PREGAÇÃO CIRCUNSTANCIAL (4)

Como melhorar a pregação sagrada: coluna do Pe. Antonio Rivero, L.C., Doutor e professor de Teologia e Oratória no seminário Mater Ecclesiae de São Paulo

São Paulo, (Zenit.org) Pe. Antonio Rivero, L.C. | 989 visitas

Já vimos o batismo, o casamento e as exéquias. Demos agora mais um passo.

PREGAÇÃO EM FESTAS

Há festas sagradas e profanas. Entre as primeiras, algumas são determinadas pelo calendário, como a festa do padroeiro local e as dos padroeiros de agremiações e associações. Outras são festas pessoais, pelo recebimento dos sacramentos: batismo, primeira comunhão, confirmação e matrimônio. Entre as festas profanas, os motivos podem ser incontáveis: uma promoção, o aniversário da fundação de uma associação, a inauguração de um edifício, etc.

Objetivo: interpretar a festa à luz da mensagem cristã: Deus se alegra com as nossas festas, pois Ele as quer.

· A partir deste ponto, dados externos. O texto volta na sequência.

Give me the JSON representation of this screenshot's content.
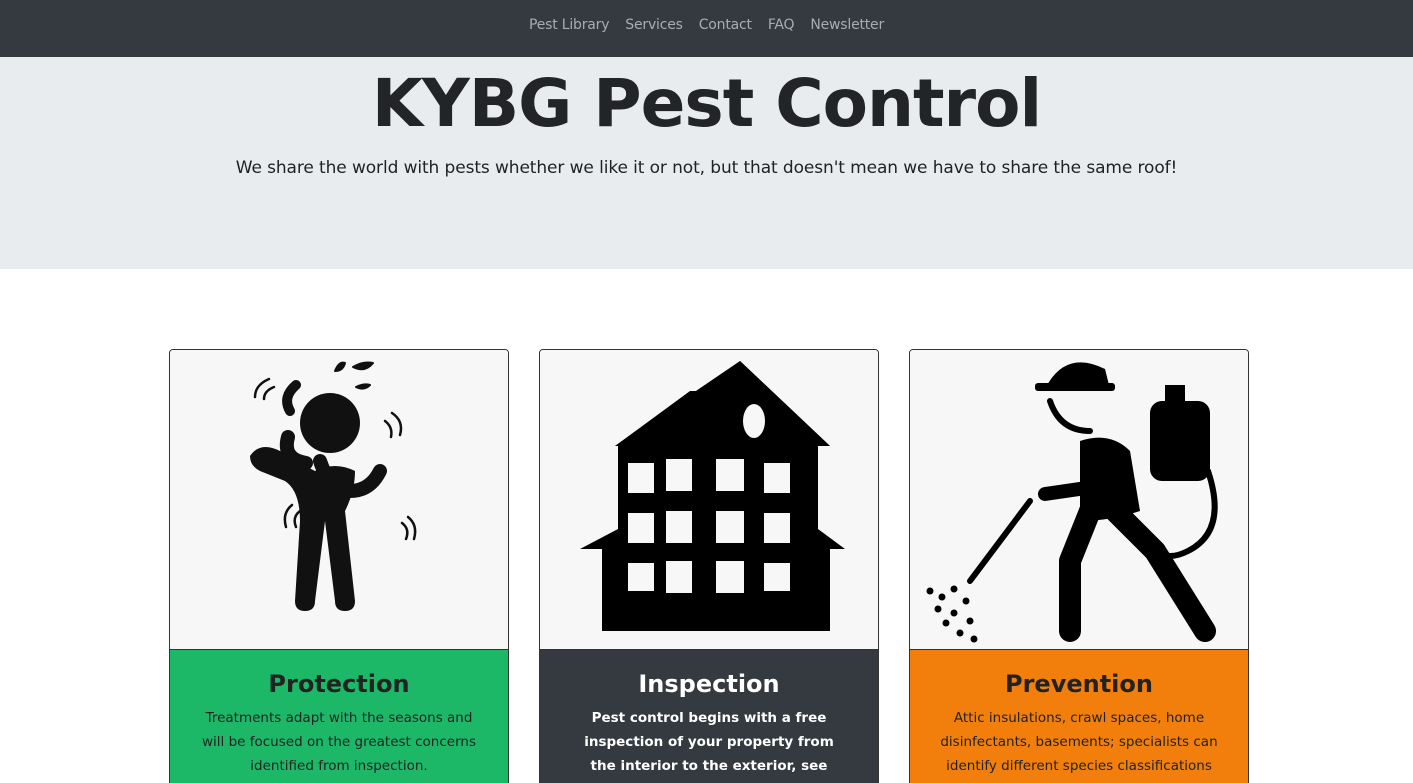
{
  "nav": {
    "items": [
      {
        "label": "Pest Library"
      },
      {
        "label": "Services"
      },
      {
        "label": "Contact"
      },
      {
        "label": "FAQ"
      },
      {
        "label": "Newsletter"
      }
    ]
  },
  "hero": {
    "title": "KYBG Pest Control",
    "subtitle": "We share the world with pests whether we like it or not, but that doesn't mean we have to share the same roof!"
  },
  "cards": [
    {
      "title": "Protection",
      "text": "Treatments adapt with the seasons and will be focused on the greatest concerns identified from inspection.",
      "icon": "itchy-person-icon",
      "color": "#1cb868"
    },
    {
      "title": "Inspection",
      "text": "Pest control begins with a free inspection of your property from the interior to the exterior, see what kind of bug activity",
      "icon": "house-icon",
      "color": "#343a40"
    },
    {
      "title": "Prevention",
      "text": "Attic insulations, crawl spaces, home disinfectants, basements; specialists can identify different species classifications and",
      "icon": "exterminator-spraying-icon",
      "color": "#f27f0c"
    }
  ]
}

Tudo o que é humano interessa a Deus.

Características:

O pregador nas festas:

Primeiro, deve ser porta-voz dos ouvintes e expressar o que os move, o que eles pensam e sentem.

Segundo, deve despertar pensamentos alegres e salvíficos, porque Deus tem alguma bela razão para o acontecimento dessa festa.

Terceiro, deve ajudar a fazer uma interpretação da atualidade, pois lembranças do passado são vivenciada na festa como atuais, dando um motivo para a celebração.

Quarto, deve despertar a esperança em um futuro bom, pois as festas sempre têm uma dimensão profética: a boa lembrança da festa nos dá forças para o futuro.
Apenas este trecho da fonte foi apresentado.